A key trait of successful businesses—and entrepreneurs—is a willingness to reinvent themselves every day. The world is constantly changing, including our competition, our customers, our workers, and our market conditions. For a business to be able to grow, it needs to be flexible enough to adapt to these changes in real time.
It is very easy and tempting for a business to get locked into whatever specific product or service they provide. After all they spent a lot of time and effort developing, marketing, and improving that product or service to get to where they are! But when you do that, your business becomes subject to the whims of technology and taste. You might be focused on selling cameras and developing film in an age when people store things on their computers and take pictures with their phones. Or perhaps you’re focused on publishing hard copy books, newspapers, and magazines when more and more people go to electronic sources for reading, whether for information or for pleasure.

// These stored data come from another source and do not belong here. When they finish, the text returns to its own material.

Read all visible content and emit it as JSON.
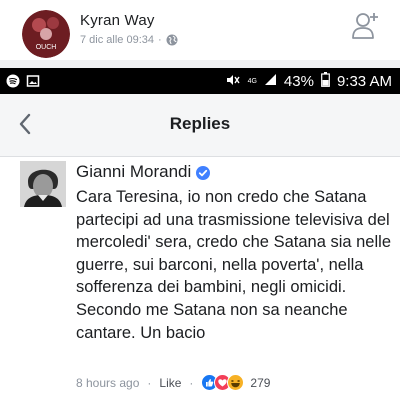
{
  "post": {
    "author": "Kyran Way",
    "avatar_text": "OUCH",
    "timestamp": "7 dic alle 09:34",
    "separator": "·"
  },
  "status_bar": {
    "network": "4G",
    "battery": "43%",
    "time": "9:33 AM"
  },
  "replies_header": {
    "title": "Replies"
  },
  "comment": {
    "author": "Gianni Morandi",
    "text": "Cara Teresina, io non credo che Satana partecipi ad una trasmissione televisiva del mercoledi' sera, credo che Satana sia nelle guerre, sui barconi, nella poverta', nella sofferenza dei bambini, negli omicidi. Secondo me Satana non sa neanche cantare. Un bacio",
    "time_ago": "8 hours ago",
    "like_label": "Like",
    "separator": "·",
    "reaction_count": "279",
    "reactions": [
      "like",
      "love",
      "haha"
    ]
  },
  "colors": {
    "like_blue": "#1877f2",
    "love_red": "#f33e58",
    "haha_yellow": "#f7b125",
    "verified_blue": "#4080ff"
  }
}
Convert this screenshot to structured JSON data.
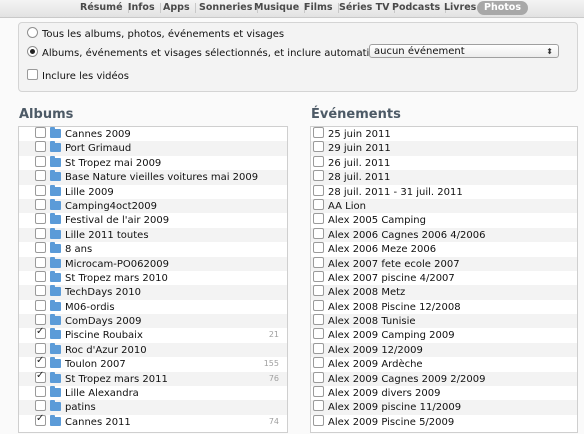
{
  "tabs": [
    {
      "label": "Résumé",
      "active": false
    },
    {
      "label": "Infos",
      "active": false
    },
    {
      "label": "Apps",
      "active": false
    },
    {
      "label": "Sonneries",
      "active": false
    },
    {
      "label": "Musique",
      "active": false
    },
    {
      "label": "Films",
      "active": false
    },
    {
      "label": "Séries TV",
      "active": false
    },
    {
      "label": "Podcasts",
      "active": false
    },
    {
      "label": "Livres",
      "active": false
    },
    {
      "label": "Photos",
      "active": true
    }
  ],
  "options": {
    "all_label": "Tous les albums, photos, événements et visages",
    "selected_label": "Albums, événements et visages sélectionnés, et inclure automatiquement",
    "auto_include_value": "aucun événement",
    "include_videos_label": "Inclure les vidéos"
  },
  "albums": {
    "title": "Albums",
    "items": [
      {
        "label": "Cannes 2009",
        "checked": false,
        "count": ""
      },
      {
        "label": "Port Grimaud",
        "checked": false,
        "count": ""
      },
      {
        "label": "St Tropez mai 2009",
        "checked": false,
        "count": ""
      },
      {
        "label": "Base Nature vieilles voitures mai 2009",
        "checked": false,
        "count": ""
      },
      {
        "label": "Lille 2009",
        "checked": false,
        "count": ""
      },
      {
        "label": "Camping4oct2009",
        "checked": false,
        "count": ""
      },
      {
        "label": "Festival de l'air 2009",
        "checked": false,
        "count": ""
      },
      {
        "label": "Lille 2011 toutes",
        "checked": false,
        "count": ""
      },
      {
        "label": "8 ans",
        "checked": false,
        "count": ""
      },
      {
        "label": "Microcam-PO062009",
        "checked": false,
        "count": ""
      },
      {
        "label": "St Tropez mars 2010",
        "checked": false,
        "count": ""
      },
      {
        "label": "TechDays 2010",
        "checked": false,
        "count": ""
      },
      {
        "label": "M06-ordis",
        "checked": false,
        "count": ""
      },
      {
        "label": "ComDays 2009",
        "checked": false,
        "count": ""
      },
      {
        "label": "Piscine Roubaix",
        "checked": true,
        "count": "21"
      },
      {
        "label": "Roc d'Azur 2010",
        "checked": false,
        "count": ""
      },
      {
        "label": "Toulon 2007",
        "checked": true,
        "count": "155"
      },
      {
        "label": "St Tropez mars 2011",
        "checked": true,
        "count": "76"
      },
      {
        "label": "Lille Alexandra",
        "checked": false,
        "count": ""
      },
      {
        "label": "patins",
        "checked": false,
        "count": ""
      },
      {
        "label": "Cannes 2011",
        "checked": true,
        "count": "74"
      }
    ]
  },
  "events": {
    "title": "Événements",
    "items": [
      {
        "label": "25 juin 2011",
        "checked": false
      },
      {
        "label": "29 juin 2011",
        "checked": false
      },
      {
        "label": "26 juil. 2011",
        "checked": false
      },
      {
        "label": "28 juil. 2011",
        "checked": false
      },
      {
        "label": "28 juil. 2011 - 31 juil. 2011",
        "checked": false
      },
      {
        "label": "AA Lion",
        "checked": false
      },
      {
        "label": "Alex 2005 Camping",
        "checked": false
      },
      {
        "label": "Alex 2006 Cagnes 2006 4/2006",
        "checked": false
      },
      {
        "label": "Alex 2006 Meze 2006",
        "checked": false
      },
      {
        "label": "Alex 2007 fete ecole 2007",
        "checked": false
      },
      {
        "label": "Alex 2007 piscine 4/2007",
        "checked": false
      },
      {
        "label": "Alex 2008 Metz",
        "checked": false
      },
      {
        "label": "Alex 2008 Piscine 12/2008",
        "checked": false
      },
      {
        "label": "Alex 2008 Tunisie",
        "checked": false
      },
      {
        "label": "Alex 2009  Camping 2009",
        "checked": false
      },
      {
        "label": "Alex 2009 12/2009",
        "checked": false
      },
      {
        "label": "Alex 2009 Ardèche",
        "checked": false
      },
      {
        "label": "Alex 2009 Cagnes 2009  2/2009",
        "checked": false
      },
      {
        "label": "Alex 2009 divers 2009",
        "checked": false
      },
      {
        "label": "Alex 2009 piscine 11/2009",
        "checked": false
      },
      {
        "label": "Alex 2009 Piscine 5/2009",
        "checked": false
      }
    ]
  }
}
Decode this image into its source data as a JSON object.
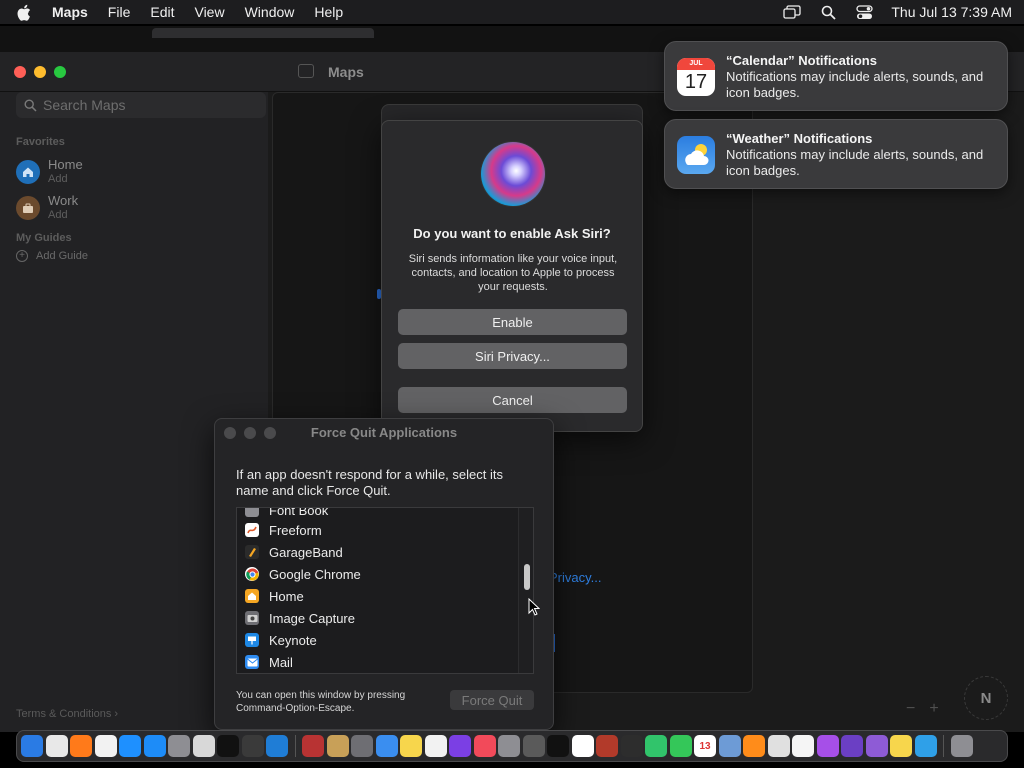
{
  "menubar": {
    "app_name": "Maps",
    "items": [
      "File",
      "Edit",
      "View",
      "Window",
      "Help"
    ],
    "clock": "Thu Jul 13  7:39 AM"
  },
  "maps": {
    "title": "Maps",
    "search_placeholder": "Search Maps",
    "favorites_header": "Favorites",
    "favorites": [
      {
        "name": "Home",
        "sub": "Add"
      },
      {
        "name": "Work",
        "sub": "Add"
      }
    ],
    "guides_header": "My Guides",
    "add_guide": "Add Guide",
    "terms": "Terms & Conditions",
    "privacy_link": "Privacy...",
    "compass": "N",
    "zoom_out": "−",
    "zoom_in": "+"
  },
  "siri": {
    "title": "Do you want to enable Ask Siri?",
    "body": "Siri sends information like your voice input, contacts, and location to Apple to process your requests.",
    "enable": "Enable",
    "privacy": "Siri Privacy...",
    "cancel": "Cancel"
  },
  "force_quit": {
    "title": "Force Quit Applications",
    "instructions": "If an app doesn't respond for a while, select its name and click Force Quit.",
    "apps": [
      {
        "name": "Font Book",
        "color": "#8e8e93"
      },
      {
        "name": "Freeform",
        "color": "#ffffff"
      },
      {
        "name": "GarageBand",
        "color": "#2b2b2b"
      },
      {
        "name": "Google Chrome",
        "color": "#ffffff"
      },
      {
        "name": "Home",
        "color": "#f5a623"
      },
      {
        "name": "Image Capture",
        "color": "#6e6e73"
      },
      {
        "name": "Keynote",
        "color": "#1e88e5"
      },
      {
        "name": "Mail",
        "color": "#2e8bf0"
      }
    ],
    "footer": "You can open this window by pressing Command-Option-Escape.",
    "button": "Force Quit"
  },
  "notifications": [
    {
      "title": "“Calendar” Notifications",
      "body": "Notifications may include alerts, sounds, and icon badges.",
      "icon": "calendar-icon",
      "month": "JUL",
      "day": "17"
    },
    {
      "title": "“Weather” Notifications",
      "body": "Notifications may include alerts, sounds, and icon badges.",
      "icon": "weather-icon"
    }
  ],
  "dock": {
    "calendar_day": "13",
    "apps": [
      {
        "name": "finder-icon",
        "color": "#2a7be4"
      },
      {
        "name": "launchpad-icon",
        "color": "#e8e8e8"
      },
      {
        "name": "firefox-icon",
        "color": "#ff7a1a"
      },
      {
        "name": "chrome-icon",
        "color": "#f2f2f2"
      },
      {
        "name": "safari-icon",
        "color": "#1e90ff"
      },
      {
        "name": "app-store-icon",
        "color": "#1d8cf8"
      },
      {
        "name": "system-settings-icon",
        "color": "#8e8e93"
      },
      {
        "name": "script-editor-icon",
        "color": "#d8d8d8"
      },
      {
        "name": "terminal-icon",
        "color": "#111111"
      },
      {
        "name": "brush-icon",
        "color": "#3a3a3a"
      },
      {
        "name": "vscode-icon",
        "color": "#1f7dd6"
      },
      {
        "name": "separator"
      },
      {
        "name": "instruments-icon",
        "color": "#b83333"
      },
      {
        "name": "archive-icon",
        "color": "#c8a058"
      },
      {
        "name": "image-capture-icon",
        "color": "#6e6e73"
      },
      {
        "name": "icloud-icon",
        "color": "#3a8ef0"
      },
      {
        "name": "notes-icon",
        "color": "#f7d64c"
      },
      {
        "name": "reminders-icon",
        "color": "#f2f2f2"
      },
      {
        "name": "shortcuts-icon",
        "color": "#7b3fe4"
      },
      {
        "name": "news-icon",
        "color": "#f24a5a"
      },
      {
        "name": "font-book-icon",
        "color": "#8e8e93"
      },
      {
        "name": "chess-icon",
        "color": "#5a5a5a"
      },
      {
        "name": "tv-icon",
        "color": "#111111"
      },
      {
        "name": "freeform-icon",
        "color": "#ffffff"
      },
      {
        "name": "dictionary-icon",
        "color": "#b23a2a"
      },
      {
        "name": "activity-monitor-icon",
        "color": "#2d2d2d"
      },
      {
        "name": "find-my-icon",
        "color": "#31c46b"
      },
      {
        "name": "messages-icon",
        "color": "#34c759"
      },
      {
        "name": "calendar-icon",
        "color": "#ffffff"
      },
      {
        "name": "preview-icon",
        "color": "#6d9bd6"
      },
      {
        "name": "books-icon",
        "color": "#ff8c1a"
      },
      {
        "name": "calculator-icon",
        "color": "#e0e0e0"
      },
      {
        "name": "clock-icon",
        "color": "#f5f5f5"
      },
      {
        "name": "podcasts-icon",
        "color": "#a64fe8"
      },
      {
        "name": "visual-studio-icon",
        "color": "#6b3fc4"
      },
      {
        "name": "screen-sharing-icon",
        "color": "#8e5bd6"
      },
      {
        "name": "notes-yellow-icon",
        "color": "#f7d64c"
      },
      {
        "name": "preview-photos-icon",
        "color": "#2fa0e8"
      },
      {
        "name": "separator"
      },
      {
        "name": "trash-icon",
        "color": "#8e8e93"
      }
    ]
  }
}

As the business owner, you have to remember that the reason your business exists is not to sell a particular product or service, no matter how great it might be or how long you’ve been selling it. The reason your business exists is to solve a problem that customers have; your products are just a means to that end. As times change, it’s critically important to keep your eye on that goal of solving a problem and not just on any one particular way to do it. Question everything you do, at all times, and don’t take any strategy for granted.
Very few big companies are able to reinvent themselves like that. They have entrenched bureaucracies and fiefdoms that fight for their piece of the pie, losing sight of solving real problems for real consumers. The giants of one age are dinosaurs in the next, slowly treading water but failing to grow—and ultimately headed for failure. A great exception in recent years has been Apple, which transformed itself from a computer company to an entertainment delivery company, and even into a retail company. But such exceptions are few and far between.
Small businesses, on the other hand, have a great advantage when the situation changes. Because of their small size, they have the flexibility to adapt and change—as long as the leadership recognizes the need for reinvention and the importance of doing so. They do not have to overcome the same degree of inertia when they decide to change course, making it much easier to make the adjustments and even reversals necessary for long-term success.
When you are the entrepreneur, the small business owner, it just takes a confident decision to enact real change. You can reinvent what you do, because there is no group of power brokers you need to motivate. But you do need to get your team on board with what you’re doing and involve them in the decision-making process, with transparency to let them understand and buy into your decisions.
Long-term growth requires reinvention, because nothing lasts forever. A culture that encourages flexibility and puts the customer and his or her problems first will be more adaptive and responsive to changes that threaten an industry, giving you a better chance to overcome these obstacles and continue growing.